Mesmo com a instalação de 900 banheiros químicos pelas ruas de São Paulo – foram 200 no ano passado -, a reportagem flagrou inúmeras pessoas urinando na porta de casas, condomínios e igrejas. O cheiro de urina era forte. A restrição da administração municipal à venda de garrafas de vidro também foi descumprida, inclusive por ambulantes com a credencial da prefeitura à vista.

“O que a gente vê é que não tem bloco nenhum e um mar de gente andando pelas ruas até as 5 horas da manhã. A Vila Madalena não é Salvador. São ruas estreitas, cheias de declive. Era um bairro residencial antes de ser reduto boêmio. Os restaurantes e bares vieram depois. Não tenho problema nenhum com carnaval, mas não teve bloco nesses dias”, disse Calazans, que mora na região há mais de cinquenta anos.

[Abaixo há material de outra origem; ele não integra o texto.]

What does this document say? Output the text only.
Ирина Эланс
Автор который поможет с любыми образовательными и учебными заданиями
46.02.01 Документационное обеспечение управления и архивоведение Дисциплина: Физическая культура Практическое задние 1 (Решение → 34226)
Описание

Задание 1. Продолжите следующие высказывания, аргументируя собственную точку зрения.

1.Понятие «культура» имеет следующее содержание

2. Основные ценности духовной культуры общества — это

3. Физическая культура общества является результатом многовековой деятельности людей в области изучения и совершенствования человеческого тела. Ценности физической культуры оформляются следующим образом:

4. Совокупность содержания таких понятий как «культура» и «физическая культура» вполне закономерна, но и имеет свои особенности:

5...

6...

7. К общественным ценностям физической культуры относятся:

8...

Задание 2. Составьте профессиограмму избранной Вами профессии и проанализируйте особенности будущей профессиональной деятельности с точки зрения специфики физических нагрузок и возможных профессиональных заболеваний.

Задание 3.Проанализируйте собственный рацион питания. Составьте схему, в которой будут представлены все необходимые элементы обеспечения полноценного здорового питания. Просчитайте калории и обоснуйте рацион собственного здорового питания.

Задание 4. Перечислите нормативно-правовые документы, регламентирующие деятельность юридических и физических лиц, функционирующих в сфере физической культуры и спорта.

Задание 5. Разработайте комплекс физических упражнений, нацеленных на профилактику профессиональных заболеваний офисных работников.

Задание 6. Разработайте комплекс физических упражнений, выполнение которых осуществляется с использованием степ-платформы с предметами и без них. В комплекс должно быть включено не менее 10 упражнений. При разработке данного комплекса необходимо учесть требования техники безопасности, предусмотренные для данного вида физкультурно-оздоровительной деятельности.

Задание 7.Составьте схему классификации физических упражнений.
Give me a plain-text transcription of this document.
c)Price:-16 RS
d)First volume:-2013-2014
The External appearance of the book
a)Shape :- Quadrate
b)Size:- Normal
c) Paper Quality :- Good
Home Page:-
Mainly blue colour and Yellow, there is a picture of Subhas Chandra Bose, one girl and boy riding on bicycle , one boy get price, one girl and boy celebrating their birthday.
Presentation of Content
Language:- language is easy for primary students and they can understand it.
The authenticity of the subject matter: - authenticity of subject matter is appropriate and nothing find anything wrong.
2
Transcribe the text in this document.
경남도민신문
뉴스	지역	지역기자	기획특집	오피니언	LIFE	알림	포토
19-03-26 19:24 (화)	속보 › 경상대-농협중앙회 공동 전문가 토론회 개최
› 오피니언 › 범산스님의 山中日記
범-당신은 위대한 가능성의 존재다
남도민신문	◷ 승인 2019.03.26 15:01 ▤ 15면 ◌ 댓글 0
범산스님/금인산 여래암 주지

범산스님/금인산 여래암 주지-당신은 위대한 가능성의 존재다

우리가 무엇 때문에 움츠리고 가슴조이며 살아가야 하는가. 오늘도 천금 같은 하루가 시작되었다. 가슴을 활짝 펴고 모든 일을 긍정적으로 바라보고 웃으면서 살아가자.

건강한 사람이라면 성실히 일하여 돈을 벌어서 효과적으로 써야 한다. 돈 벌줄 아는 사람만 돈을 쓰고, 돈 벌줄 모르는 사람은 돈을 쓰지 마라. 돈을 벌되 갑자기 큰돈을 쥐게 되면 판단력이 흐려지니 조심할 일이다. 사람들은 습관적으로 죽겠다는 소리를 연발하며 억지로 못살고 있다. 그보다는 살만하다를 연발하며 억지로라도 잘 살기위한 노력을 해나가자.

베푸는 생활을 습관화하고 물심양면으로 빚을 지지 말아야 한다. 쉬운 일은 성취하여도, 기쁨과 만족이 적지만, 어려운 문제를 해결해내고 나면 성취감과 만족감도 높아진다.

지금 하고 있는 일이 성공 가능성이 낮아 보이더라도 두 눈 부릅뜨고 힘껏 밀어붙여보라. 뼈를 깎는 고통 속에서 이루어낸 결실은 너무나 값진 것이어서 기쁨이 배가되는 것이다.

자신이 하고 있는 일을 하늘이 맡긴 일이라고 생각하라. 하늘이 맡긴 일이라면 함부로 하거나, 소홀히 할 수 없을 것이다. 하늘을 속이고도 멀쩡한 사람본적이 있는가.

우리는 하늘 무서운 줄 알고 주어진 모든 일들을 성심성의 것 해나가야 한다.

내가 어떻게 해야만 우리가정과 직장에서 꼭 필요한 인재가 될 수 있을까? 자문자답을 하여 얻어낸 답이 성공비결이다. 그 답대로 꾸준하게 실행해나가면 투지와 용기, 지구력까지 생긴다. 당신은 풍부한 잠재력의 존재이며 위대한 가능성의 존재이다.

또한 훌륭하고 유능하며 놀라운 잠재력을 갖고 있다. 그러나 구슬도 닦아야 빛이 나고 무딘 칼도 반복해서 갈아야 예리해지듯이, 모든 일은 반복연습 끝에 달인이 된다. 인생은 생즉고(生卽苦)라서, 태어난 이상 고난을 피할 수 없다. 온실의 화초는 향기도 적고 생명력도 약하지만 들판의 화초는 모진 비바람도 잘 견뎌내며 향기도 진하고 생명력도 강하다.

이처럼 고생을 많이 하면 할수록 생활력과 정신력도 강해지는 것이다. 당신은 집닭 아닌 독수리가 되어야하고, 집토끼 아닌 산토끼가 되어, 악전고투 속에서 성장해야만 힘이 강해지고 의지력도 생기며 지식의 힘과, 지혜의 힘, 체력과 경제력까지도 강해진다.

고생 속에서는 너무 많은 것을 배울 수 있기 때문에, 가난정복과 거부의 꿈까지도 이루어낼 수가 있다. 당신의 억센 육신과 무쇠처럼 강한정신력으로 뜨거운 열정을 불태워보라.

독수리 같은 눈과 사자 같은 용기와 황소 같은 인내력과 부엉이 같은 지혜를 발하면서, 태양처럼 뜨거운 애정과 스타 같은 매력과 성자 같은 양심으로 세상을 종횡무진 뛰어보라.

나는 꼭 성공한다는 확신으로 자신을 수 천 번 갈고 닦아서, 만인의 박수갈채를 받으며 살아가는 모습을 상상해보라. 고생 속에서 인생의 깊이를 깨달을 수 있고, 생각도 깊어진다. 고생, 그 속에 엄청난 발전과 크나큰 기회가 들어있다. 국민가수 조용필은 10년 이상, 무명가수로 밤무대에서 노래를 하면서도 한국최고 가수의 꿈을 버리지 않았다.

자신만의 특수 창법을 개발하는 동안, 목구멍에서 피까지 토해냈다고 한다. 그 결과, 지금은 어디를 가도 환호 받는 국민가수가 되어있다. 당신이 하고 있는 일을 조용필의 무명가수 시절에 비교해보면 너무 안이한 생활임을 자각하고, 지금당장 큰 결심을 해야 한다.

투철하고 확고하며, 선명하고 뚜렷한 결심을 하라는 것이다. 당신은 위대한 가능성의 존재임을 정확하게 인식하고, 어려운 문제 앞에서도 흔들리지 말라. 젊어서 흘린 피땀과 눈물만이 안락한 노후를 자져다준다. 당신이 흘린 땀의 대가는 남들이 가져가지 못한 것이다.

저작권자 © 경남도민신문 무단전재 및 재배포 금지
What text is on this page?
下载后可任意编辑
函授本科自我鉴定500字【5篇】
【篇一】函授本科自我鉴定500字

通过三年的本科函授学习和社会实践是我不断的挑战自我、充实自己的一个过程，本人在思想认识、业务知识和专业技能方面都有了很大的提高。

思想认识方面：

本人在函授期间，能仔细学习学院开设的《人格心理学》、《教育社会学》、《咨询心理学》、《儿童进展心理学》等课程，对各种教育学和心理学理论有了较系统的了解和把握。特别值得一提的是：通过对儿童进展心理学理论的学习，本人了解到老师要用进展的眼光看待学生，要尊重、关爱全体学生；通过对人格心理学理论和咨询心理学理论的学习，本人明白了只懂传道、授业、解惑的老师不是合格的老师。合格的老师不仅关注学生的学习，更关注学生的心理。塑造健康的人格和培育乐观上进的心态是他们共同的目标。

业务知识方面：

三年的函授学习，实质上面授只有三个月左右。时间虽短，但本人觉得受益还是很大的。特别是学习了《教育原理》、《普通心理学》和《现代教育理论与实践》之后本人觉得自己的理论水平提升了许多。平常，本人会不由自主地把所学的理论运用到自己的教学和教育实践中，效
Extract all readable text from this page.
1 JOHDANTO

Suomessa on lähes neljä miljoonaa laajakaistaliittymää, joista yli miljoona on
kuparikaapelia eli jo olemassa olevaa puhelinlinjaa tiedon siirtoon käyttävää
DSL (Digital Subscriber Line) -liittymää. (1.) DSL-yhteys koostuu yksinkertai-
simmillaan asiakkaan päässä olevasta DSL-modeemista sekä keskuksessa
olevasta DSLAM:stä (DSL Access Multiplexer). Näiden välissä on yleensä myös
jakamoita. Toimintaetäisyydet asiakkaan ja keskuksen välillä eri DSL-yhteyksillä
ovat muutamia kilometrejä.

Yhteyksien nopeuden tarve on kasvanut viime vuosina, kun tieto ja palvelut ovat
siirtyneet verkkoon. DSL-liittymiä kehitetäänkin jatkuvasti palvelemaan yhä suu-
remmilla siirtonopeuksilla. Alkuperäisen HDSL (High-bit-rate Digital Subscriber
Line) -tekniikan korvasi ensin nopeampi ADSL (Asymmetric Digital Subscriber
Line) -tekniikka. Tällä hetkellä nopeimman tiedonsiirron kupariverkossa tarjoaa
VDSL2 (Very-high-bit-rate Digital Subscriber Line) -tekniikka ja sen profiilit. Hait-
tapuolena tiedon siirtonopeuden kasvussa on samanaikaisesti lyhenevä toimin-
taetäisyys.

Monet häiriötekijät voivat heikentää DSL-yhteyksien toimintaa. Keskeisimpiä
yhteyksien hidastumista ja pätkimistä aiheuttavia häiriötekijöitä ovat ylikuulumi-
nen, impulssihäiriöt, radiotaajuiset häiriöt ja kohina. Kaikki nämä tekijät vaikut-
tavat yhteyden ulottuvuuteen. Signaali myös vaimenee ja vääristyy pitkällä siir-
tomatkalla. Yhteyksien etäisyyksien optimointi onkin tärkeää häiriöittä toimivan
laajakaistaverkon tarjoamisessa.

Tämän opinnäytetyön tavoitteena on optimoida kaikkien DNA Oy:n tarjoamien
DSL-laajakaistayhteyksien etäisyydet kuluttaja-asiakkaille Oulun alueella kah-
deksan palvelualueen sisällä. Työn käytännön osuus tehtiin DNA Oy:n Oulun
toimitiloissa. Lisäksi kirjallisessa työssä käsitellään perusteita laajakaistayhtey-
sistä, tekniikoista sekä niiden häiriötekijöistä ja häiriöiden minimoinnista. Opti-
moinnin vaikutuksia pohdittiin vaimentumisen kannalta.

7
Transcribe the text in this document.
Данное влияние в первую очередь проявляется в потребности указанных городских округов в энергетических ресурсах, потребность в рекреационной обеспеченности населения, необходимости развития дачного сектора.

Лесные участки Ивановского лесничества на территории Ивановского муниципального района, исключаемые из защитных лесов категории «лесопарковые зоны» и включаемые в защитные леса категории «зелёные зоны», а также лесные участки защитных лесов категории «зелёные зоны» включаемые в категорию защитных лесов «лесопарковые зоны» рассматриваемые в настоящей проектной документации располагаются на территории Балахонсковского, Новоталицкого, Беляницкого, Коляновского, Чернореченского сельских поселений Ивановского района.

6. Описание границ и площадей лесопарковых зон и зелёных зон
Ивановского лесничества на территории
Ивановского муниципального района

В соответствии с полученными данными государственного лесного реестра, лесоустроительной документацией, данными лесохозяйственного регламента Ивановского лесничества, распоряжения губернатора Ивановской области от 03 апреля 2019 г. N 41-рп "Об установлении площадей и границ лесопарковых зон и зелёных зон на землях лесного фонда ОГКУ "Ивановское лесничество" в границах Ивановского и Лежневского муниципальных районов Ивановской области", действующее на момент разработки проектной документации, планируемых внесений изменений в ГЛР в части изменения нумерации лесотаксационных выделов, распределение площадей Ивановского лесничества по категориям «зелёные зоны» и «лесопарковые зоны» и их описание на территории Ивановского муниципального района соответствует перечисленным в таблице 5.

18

Muitos foliões foram à Vila Madalena atrás de blocos de carnaval e se frustraram. “Nós fomos para a Vila para ver o que ia ter. Mas saímos rápido, porque era aquela galera ‘gigantesca’ na rua sem saber de onde vinha a música. Não tinha nada a ver com carnaval, parecia uma algazarra infernal”, disse o publicitário Pedro Ferreira Santos, de 22 anos, que já havia ido nos blocos Bangalafumenga e Bastardos. “Não pretendo voltar mais, só se tiver certeza que vai ter alguma coisa mesmo”, completou.